One Embodiment of the Present Invention

[0034] FIGS. 7 and 8 illustrate a representative, computationally efficient hierarchical data structure ("CEHDS") that represents one embodiment of the present invention. In the example CEHDS illustrated in FIGS. 7 and 8, nodes are sized according to the size of virtual-memory pages, assumed for the example to be 4096 bytes. The CEHDS of FIGS. 7-8 represents a sparse array of 64-bit integers in a 64-bit virtual-memory-address architecture, such as that of the Intel.RTM. IA-64 processor architecture described above. FIG. 7 illustrates how the hierarchical levels of the CEHDS are laid out in memory. The top level, in this case level 3, containing the root node 702, begins at virtual-memory address 0xE000A000. Level-2, including the first level-2 node 704, begins at virtual-memory address 0xE0002000. Level-1, including the first level-1 node 706, begins at virtual-memory address 0xE000A000. Finally, the data level, or level-0, including the first level-0 node 708, begins at virtual-memory address 0xE020A000. In the example CEHDS of FIG. 7, a data-level node, such as data-level node 708, includes 512 64-bit integers, each represented in FIGS. 7-8 as an element of a sparse array "data." The non-data-level nodes contain 32-byte translation-cache entries. Note that the nodes within a level are laid out contiguously in virtual memory, starting with the base level address, as shown in FIG. 7. Because the nodes of any particular level have a single fixed size, the address of any particular node within a level can be easily computed from the base virtual address of the level and an integer index for the node, as follows:

node address=base-level address+(node size*node index*entry size)

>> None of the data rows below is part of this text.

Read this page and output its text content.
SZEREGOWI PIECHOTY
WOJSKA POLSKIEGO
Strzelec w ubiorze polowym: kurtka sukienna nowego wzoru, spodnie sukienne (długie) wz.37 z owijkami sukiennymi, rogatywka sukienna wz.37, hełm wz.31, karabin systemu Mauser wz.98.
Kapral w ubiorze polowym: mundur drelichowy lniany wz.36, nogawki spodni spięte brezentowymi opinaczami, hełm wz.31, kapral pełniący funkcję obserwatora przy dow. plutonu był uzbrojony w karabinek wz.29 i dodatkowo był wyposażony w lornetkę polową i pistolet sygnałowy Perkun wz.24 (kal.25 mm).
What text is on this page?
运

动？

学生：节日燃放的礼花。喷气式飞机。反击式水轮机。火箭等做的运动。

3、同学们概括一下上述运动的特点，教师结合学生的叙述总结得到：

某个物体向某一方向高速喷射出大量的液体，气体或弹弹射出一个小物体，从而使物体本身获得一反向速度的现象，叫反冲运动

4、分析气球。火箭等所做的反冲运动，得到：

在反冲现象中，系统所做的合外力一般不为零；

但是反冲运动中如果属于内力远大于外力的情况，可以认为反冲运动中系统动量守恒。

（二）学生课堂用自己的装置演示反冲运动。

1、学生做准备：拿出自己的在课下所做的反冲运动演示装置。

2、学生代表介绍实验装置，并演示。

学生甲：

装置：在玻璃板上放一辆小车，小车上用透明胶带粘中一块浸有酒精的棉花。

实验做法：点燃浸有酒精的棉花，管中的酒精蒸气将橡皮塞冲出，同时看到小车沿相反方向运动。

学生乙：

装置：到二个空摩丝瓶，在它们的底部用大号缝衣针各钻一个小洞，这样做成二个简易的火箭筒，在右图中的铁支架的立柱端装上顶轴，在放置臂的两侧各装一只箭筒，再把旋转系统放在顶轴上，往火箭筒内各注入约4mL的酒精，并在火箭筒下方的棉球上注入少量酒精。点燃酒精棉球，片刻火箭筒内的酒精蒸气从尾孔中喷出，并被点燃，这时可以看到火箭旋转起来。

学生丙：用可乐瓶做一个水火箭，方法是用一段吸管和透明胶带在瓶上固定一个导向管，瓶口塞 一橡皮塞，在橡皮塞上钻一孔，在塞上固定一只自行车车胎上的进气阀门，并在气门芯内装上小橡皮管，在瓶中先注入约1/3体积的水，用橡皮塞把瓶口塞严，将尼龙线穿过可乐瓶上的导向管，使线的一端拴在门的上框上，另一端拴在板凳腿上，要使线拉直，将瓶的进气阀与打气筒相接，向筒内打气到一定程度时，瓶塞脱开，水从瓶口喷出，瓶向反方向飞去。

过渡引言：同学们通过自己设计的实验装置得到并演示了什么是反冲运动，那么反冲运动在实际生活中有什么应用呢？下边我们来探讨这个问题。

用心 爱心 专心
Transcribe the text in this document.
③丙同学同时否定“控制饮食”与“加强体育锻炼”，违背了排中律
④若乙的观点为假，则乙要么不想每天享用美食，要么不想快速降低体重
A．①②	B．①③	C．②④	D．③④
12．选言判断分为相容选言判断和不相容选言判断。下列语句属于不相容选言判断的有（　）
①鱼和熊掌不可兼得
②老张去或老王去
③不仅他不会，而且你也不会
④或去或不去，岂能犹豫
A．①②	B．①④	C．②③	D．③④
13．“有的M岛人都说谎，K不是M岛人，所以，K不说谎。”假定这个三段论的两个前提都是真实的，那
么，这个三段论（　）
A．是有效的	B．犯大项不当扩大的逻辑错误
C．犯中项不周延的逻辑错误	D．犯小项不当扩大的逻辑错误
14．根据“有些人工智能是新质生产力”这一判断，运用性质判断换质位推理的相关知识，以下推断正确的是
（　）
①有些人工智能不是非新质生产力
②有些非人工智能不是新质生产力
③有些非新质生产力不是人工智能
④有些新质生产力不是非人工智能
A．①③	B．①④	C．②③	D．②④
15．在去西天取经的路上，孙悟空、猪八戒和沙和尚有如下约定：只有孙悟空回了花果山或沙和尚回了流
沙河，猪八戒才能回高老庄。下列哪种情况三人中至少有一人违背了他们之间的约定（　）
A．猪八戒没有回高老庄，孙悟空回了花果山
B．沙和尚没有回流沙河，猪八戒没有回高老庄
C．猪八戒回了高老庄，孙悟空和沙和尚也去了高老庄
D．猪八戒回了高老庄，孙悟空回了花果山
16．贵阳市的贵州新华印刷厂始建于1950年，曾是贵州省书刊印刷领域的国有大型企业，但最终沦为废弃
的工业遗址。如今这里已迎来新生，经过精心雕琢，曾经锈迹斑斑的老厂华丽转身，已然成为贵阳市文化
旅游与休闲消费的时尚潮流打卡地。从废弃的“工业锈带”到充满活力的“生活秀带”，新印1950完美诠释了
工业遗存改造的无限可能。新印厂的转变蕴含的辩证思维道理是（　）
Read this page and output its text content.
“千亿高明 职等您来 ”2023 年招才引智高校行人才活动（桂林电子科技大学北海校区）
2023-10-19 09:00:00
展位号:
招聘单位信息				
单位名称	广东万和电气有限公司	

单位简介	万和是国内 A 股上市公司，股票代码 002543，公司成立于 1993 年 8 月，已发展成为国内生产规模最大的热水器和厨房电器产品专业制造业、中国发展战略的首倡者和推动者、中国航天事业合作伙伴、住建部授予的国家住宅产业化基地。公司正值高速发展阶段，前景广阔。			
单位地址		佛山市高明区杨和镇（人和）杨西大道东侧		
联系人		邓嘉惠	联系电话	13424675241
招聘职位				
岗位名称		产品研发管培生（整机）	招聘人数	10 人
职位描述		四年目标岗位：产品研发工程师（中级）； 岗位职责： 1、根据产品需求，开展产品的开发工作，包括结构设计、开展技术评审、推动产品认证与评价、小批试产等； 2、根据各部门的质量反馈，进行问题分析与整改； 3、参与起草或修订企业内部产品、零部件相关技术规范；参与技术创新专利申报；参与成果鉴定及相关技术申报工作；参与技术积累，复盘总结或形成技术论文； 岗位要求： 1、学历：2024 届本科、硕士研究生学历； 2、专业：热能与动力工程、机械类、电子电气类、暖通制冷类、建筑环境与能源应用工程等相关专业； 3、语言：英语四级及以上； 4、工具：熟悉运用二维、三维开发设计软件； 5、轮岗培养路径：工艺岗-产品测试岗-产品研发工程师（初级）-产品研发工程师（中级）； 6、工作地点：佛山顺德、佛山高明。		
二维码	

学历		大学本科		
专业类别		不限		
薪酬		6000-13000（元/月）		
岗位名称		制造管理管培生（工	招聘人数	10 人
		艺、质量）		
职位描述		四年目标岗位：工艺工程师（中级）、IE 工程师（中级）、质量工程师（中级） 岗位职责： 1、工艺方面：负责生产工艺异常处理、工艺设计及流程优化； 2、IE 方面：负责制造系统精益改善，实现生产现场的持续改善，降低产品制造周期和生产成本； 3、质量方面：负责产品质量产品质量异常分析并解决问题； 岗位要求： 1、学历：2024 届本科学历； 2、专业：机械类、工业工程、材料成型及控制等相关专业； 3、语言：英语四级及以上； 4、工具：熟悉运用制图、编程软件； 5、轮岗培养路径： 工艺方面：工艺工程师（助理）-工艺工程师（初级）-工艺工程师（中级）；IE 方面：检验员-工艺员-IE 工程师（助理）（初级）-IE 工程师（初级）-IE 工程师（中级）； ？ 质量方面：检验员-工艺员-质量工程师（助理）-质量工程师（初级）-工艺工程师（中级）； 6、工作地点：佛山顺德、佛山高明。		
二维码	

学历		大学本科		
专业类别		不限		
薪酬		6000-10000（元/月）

[0035] FIG. 8 illustrates the example CEHDS, shown laid out in memory in FIG. 7, containing five data values: data[1000], data[2000], data[3000], data[4000], and data[5000]. All five data values are referenced from a single entry 802 in the root node 804 and from a single entry 806 in the first node 704 of level 2. The five data values are referenced by five different entries 808-812 in the first level-1 node 706. The five data values are contained in five different data-level nodes 814-818.

[0036] Unlike in the hierarchical data structure illustrated in FIG. 5, the example CEHDS, shown in FIGS. 7-8, contains translation-cache entries rather than memory references in non-data-level nodes. Thus, for example, the first entry 802 in the root node 702 includes the translation-cache entry for virtual-memory address 0xE0002000, the address of the first node 704 in level 2. In other words, the CEHDS of FIGS. 7 and 8 is similar to the classical hierarchical data structure of FIG. 5, except that, rather than memory references, the non-data-level nodes contain translation-cache entries corresponding to the virtual-memory addresses that would be contained in the nodes of the classical hierarchical data structure shown in FIG. 5.

[0037] Traversal of the CEHDS is carried out in a different fashion from traversal of the classical hierarchical data structure of FIG. 5. For example, consider traversing the CEHDS in order to locate the data value "data[5000]." At each point in the traversal of the CEHDS shown in FIG. 8, or, in other words, at each level of the CEHDS reached during a traversal of the CEHDS along a traversal path, the index of the node traversed at a current level has been computed during traversal of a node at the previous level, and the index of the entry in the node being traversed at the current level must be computed, based on a remaining data index, in order to obtain the translation-cache entry contained within the currently-traversed node for accessing the node at the next lowest level of the CEHDS. At the root level, the remaining data index is the index of the data entity that is being accessed via the traversal of the CEHDS, and the index of the currently traversed node is 0, since there is only a single node at the root level.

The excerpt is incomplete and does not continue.